The present invention relates generally to an optical transmitter, and more specifically relates to an optical transmitter to be applied to a wavelength multiplex (wavelength division multiplex) communication system with the use of a plurality of lightwave signals each having different wavelength.
Wavelength multiplex optical communications where a plurality of light signals each having different wavelength are transmitted in a light transmitting line is important to achieve even higher performance and a lower cost in the communications field and the optical information processing field.
In wavelength multiplex optical communications, it is essential to stabilize and maintain wavelengths of light sources for a plurality of channels to predetermined values. Presently, the wavelengths or frequencies of channels that are to be used in the wavelength multiplex optical communications are fixed to specified values with a 50 or 100 GHz spacing (approximately 0.4 or 0.8 nm spacing) in detail through international standardization by the International Telecommunication Union (ITU). Therefore, it is one of the major problems how to tune the wavelength of a semiconductor laser serving as a light source and stabilize it in conformity to the standard values (ITU grids). Conventionally, in wavelength multiplex optical communication equipment that requires a high degree of reliability, a wavelength monitor and a feed back circuit are provided for each channel to achieve the stabilization of the wavelength of the light source and also a standby light source is provided for each channel in case of failure. Moreover, it is necessary to fabricate distributed feedback (DFB) lasers serving as individual light sources so that their wavelengths locate exactly in predetermined narrow wavelength regions. For this reason, there remains a large problem in the production yield of the semiconductor lasers. These problems are great hindrance against the miniaturization and cost reduction of a transmitter and will become increasingly significant with the decrease of wavelength channel spacing and the increase of the number of the channels.
A light source has been studied that uses a tunable semiconductor laser diode as a light source and is capable of tuning its wavelength over a desired wavelength band covering a plurality of channels. However, in this case, a wavelength stabilization technique for fixing the wavelength of a laser on the ITU grids is required in addition to the realization of a tunable semiconductor laser whose wavelength can be continuously scanned efficiently and easily. To answer this requirement, a tunable/wavelength-stabilized light source has been proposed which incorporates a wavelength tuning mechanism based on the thermo-electric cooler (Peltier) and a thin film etalon filter, which has, however, a problem that its construction and production are complicated as well as a problem of large power consumption. By the way, for this kind of a light source for the wavelength multiplex communication, a paper in IEEE Photonics Technology Letters, Vol.4, p.321 (1992) can be given as an example.
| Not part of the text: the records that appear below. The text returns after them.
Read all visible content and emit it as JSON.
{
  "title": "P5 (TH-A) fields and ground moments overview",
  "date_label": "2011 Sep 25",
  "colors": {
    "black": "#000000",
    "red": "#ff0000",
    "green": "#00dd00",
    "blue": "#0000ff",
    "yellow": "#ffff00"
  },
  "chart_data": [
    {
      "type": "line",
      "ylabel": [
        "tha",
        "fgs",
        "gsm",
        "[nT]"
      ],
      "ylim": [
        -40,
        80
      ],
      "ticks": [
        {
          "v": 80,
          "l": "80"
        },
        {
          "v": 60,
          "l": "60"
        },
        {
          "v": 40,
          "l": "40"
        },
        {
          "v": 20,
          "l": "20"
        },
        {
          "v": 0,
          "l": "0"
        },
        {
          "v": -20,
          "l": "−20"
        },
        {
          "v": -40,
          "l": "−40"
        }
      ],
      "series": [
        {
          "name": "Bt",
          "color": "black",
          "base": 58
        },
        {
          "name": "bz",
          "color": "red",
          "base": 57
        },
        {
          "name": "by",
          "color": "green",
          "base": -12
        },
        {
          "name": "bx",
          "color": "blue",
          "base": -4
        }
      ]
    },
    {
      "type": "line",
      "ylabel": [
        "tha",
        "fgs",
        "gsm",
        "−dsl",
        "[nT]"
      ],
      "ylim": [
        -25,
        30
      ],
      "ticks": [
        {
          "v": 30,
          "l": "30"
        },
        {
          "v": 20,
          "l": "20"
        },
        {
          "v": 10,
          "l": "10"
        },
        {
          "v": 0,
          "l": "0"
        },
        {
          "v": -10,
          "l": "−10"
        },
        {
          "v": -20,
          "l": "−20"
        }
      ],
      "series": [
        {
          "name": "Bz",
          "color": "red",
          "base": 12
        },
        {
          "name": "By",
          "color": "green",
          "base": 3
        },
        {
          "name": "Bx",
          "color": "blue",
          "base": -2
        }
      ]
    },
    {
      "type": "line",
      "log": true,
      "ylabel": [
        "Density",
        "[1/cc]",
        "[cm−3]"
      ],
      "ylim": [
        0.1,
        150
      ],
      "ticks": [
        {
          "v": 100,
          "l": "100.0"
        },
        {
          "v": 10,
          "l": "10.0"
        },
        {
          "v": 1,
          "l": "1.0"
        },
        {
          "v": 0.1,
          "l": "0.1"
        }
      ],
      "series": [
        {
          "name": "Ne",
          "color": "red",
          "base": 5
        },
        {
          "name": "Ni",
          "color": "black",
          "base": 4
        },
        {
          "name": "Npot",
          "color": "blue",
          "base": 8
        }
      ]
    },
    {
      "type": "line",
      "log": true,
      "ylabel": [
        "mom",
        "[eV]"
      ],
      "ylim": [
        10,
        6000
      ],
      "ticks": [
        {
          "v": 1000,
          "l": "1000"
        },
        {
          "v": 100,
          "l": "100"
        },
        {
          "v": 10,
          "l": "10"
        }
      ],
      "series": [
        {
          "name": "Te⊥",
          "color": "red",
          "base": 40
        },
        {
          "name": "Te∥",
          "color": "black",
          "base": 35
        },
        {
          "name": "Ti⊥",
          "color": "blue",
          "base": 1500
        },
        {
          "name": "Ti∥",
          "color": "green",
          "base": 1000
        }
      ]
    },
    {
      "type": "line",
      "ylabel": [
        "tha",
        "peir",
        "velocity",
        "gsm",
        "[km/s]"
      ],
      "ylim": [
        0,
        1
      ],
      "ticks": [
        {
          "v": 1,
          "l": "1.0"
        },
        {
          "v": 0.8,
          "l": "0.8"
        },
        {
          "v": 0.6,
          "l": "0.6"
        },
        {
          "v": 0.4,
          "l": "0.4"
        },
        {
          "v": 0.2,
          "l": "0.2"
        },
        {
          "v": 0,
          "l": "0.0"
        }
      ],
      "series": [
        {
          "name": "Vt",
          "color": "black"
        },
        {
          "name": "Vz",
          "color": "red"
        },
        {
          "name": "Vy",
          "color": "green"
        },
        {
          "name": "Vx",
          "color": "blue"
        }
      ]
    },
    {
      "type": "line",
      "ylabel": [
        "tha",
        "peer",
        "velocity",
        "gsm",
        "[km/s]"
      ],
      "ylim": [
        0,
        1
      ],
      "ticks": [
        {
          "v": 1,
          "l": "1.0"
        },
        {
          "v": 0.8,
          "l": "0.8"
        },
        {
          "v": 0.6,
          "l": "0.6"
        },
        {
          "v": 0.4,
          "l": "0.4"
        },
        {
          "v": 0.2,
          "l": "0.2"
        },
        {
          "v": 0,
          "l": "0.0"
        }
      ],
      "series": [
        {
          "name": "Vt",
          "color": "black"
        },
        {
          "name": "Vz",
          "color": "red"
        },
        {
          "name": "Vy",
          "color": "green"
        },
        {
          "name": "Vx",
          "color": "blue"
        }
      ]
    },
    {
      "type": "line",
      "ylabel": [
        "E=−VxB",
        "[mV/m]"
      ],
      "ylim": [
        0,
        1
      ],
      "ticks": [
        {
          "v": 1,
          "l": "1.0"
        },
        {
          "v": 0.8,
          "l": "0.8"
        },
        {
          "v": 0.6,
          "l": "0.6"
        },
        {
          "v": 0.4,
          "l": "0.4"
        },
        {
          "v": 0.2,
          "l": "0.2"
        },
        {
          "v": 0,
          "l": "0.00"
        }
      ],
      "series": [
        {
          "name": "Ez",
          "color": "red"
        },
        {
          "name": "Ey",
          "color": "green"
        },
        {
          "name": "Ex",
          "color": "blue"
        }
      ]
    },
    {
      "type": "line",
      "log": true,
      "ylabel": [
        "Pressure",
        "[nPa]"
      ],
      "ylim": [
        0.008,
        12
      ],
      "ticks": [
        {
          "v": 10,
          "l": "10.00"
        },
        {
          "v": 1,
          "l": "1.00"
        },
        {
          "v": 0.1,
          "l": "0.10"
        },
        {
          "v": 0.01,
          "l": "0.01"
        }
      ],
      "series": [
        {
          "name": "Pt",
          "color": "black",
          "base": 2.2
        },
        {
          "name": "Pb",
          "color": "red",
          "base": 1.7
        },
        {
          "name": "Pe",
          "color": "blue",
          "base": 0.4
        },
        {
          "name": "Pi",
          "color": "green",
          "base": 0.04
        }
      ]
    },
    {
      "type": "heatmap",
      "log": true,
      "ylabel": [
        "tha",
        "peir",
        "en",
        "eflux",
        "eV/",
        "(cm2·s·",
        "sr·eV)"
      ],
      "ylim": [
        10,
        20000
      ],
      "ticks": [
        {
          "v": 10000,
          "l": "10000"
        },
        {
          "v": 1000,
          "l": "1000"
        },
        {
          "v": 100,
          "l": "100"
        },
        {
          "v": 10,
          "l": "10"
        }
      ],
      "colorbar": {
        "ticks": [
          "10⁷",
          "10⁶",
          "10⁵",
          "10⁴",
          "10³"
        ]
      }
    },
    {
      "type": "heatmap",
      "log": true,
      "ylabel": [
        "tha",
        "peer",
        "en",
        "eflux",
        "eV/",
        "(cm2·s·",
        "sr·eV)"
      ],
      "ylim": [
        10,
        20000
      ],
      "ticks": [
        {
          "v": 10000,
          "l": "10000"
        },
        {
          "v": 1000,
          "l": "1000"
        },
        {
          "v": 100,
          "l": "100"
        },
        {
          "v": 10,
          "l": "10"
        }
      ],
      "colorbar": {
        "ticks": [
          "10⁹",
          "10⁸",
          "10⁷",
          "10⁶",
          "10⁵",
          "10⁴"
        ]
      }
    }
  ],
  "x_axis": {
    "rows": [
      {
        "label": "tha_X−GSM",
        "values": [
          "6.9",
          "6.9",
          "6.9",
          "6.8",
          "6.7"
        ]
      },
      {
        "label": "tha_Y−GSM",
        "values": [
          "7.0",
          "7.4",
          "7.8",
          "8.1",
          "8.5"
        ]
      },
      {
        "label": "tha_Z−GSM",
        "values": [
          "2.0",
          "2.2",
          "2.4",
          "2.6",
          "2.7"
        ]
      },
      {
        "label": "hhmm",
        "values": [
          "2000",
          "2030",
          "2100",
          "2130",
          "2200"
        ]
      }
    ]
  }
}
Presently, in optical communication systems for long-distance trunk lines, signal transmission speeds of 2.5 to 10 Gb/s are principally in use, and hence an external modulation method is essential. Therefore, a modulator-integrated light source is preferable that is formed by monolithically integrating a semiconductor laser and an external light modulator.
Therefore, it is a main object of the present invention to provide a light transmitter for wavelength multiplex optical communications that is easy to fabricate and capable of tuning its wavelength to the above-mentioned standard channels. Specifically, an object is to provide an optical transmitter suitable for long-distance optical communication with the use of a semiconductor laser with the external modulator monolithically integrated.
To achieve the above-mentioned object, an optical transmitter according to the present invention can be constructed to comprise: a semiconductor laser for emitting light having a single mode wavelength, a control circuit for tuning the above-mentioned wavelength in a wide range of wavelengths and stabilizing it to a specific wavelength, and optical means for performing optical/electrical conversion of the above-mentioned laser light to a current and providing it to the above-mentioned control circuit.
In a preferred embodiment of the present invention, the above-mentioned semiconductor laser and the above-mentioned optical means are monolithically integrated or hybrid integrated on a substrate. Moreover, the above-mentioned semiconductor laser is constructed in a heater-integrated tunable structure wherein a thin film heater is mounted just above an upper electrode of the distributed feedback (DFB) semiconductor laser or a distributed reflection (DBR) semiconductor laser which have excellent wavelength tunability. Moreover, the above-mentioned optical means is composed of an optical device having a plurality of single-peaked frequency characteristics at a plurality of discrete frequencies, the peaks being similar to one another, and the above-mentioned control circuit comprises a wavelength control circuit for tuning the above-mentioned single mode wavelength and an injection current control circuit for controlling the injection current of the above-mentioned semiconductor laser and constructed so that a difference and a summation of the signal components of adjacent frequencies of the above-mentioned discrete frequencies are fed to input sections of the above-mentioned wavelength control circuit and the above-mentioned injection current control circuit, respectively.